Escribanos destacan cambios para que sean menos complejas las donaciones a los herederos forzosos

El Colegio de Escribanos de la Ciudad de Buenos Aires resaltó la “acción de reducción de donaciones a herederos forzosos” aproba ayer por el Senado, y la consideró como un “paso importante” para que “esta costumbre argentina de donar a hijos o instituciones no tenga complejidades”.

El proyecto que ahora pasará a la Cámara de Diputados fue acompañado por las principales organizaciones de bien público del país como Unicef, Cruz Roja Argentina, AMIA y contempla modificaciones prácticas a esta habitualidad de donar, que había quedado frustrada en la actual redacción del Código Civil y Comercial.

El presidente del Colegio de Escribanos, Carlos Allende, resaltó que la entidad junto con el Consejo Federal del Notariado Argentino, venían reclamando estos cambios desde la sanción del nuevo Código Civil y Comercial en 2015 y que finalmente fueron aprobados ayer en el Senado.

“Se ha dado un paso importante, es un avance para que las donaciones dejen de ser títulos observables que afecta al tráfico inmobiliario, pero sobre todo para que esta costumbre argentina de donar a hijos o instituciones no tenga complejidades”, valoró Allende.

El proyecto modifica el texto del artículo 2386 del Código para definir a las denominadas “donaciones inoficiosas” como aquellas hechas “a un descendiente o al cónyuge cuyo valor excede la suma de la porción disponible más la porción legítima del donatario, aunque haya dispensa de colación o mejora, está sujeta a colación, debiendo compensarse la diferencia en dinero”.

En ese sentido, se establece que, ante el supuesto de la donación que exceda la porción disponible más la porción legítima del donatario, corresponderá la acción de colación y no a la acción de reducción.

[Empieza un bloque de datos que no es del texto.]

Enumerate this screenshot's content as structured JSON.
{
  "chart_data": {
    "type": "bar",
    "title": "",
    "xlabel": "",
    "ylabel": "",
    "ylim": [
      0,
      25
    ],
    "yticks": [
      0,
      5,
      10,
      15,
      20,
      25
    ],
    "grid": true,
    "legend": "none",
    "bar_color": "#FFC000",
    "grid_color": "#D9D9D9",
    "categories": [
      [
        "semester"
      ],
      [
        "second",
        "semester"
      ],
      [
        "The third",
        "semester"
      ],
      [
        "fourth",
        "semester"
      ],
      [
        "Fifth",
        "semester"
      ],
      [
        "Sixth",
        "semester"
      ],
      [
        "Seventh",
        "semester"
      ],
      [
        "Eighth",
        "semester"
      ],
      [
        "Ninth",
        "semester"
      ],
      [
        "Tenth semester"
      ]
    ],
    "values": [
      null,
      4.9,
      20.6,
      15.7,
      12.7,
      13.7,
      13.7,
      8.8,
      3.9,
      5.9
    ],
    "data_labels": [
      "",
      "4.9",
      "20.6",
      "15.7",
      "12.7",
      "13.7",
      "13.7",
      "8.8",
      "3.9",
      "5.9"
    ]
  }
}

Asimismo, se determina que la compensación deberá ser en dinero.

En el Colegio de Escribanos consideraron que la aprobación final en la Cámara baja no solo facilitará la circulación de los bienes registrables, sino que, además, fomentaría el crédito, generaría desarrollo en la economía real, promovería el trabajo genuino, y facilitaría a las organizaciones religiosas y personas jurídicas sin fines de lucro de disponer de los bienes registrables recibidos por donación.

En este sentido, Allende destacó la “ayuda invaluable” que organizaciones sin fines de lucro y religiosas brindan en materia de educación, salud y medio ambiente, y que tienen serias dificultades para disponer un derecho real de garantía sobre los bienes registrables recibidos por donación.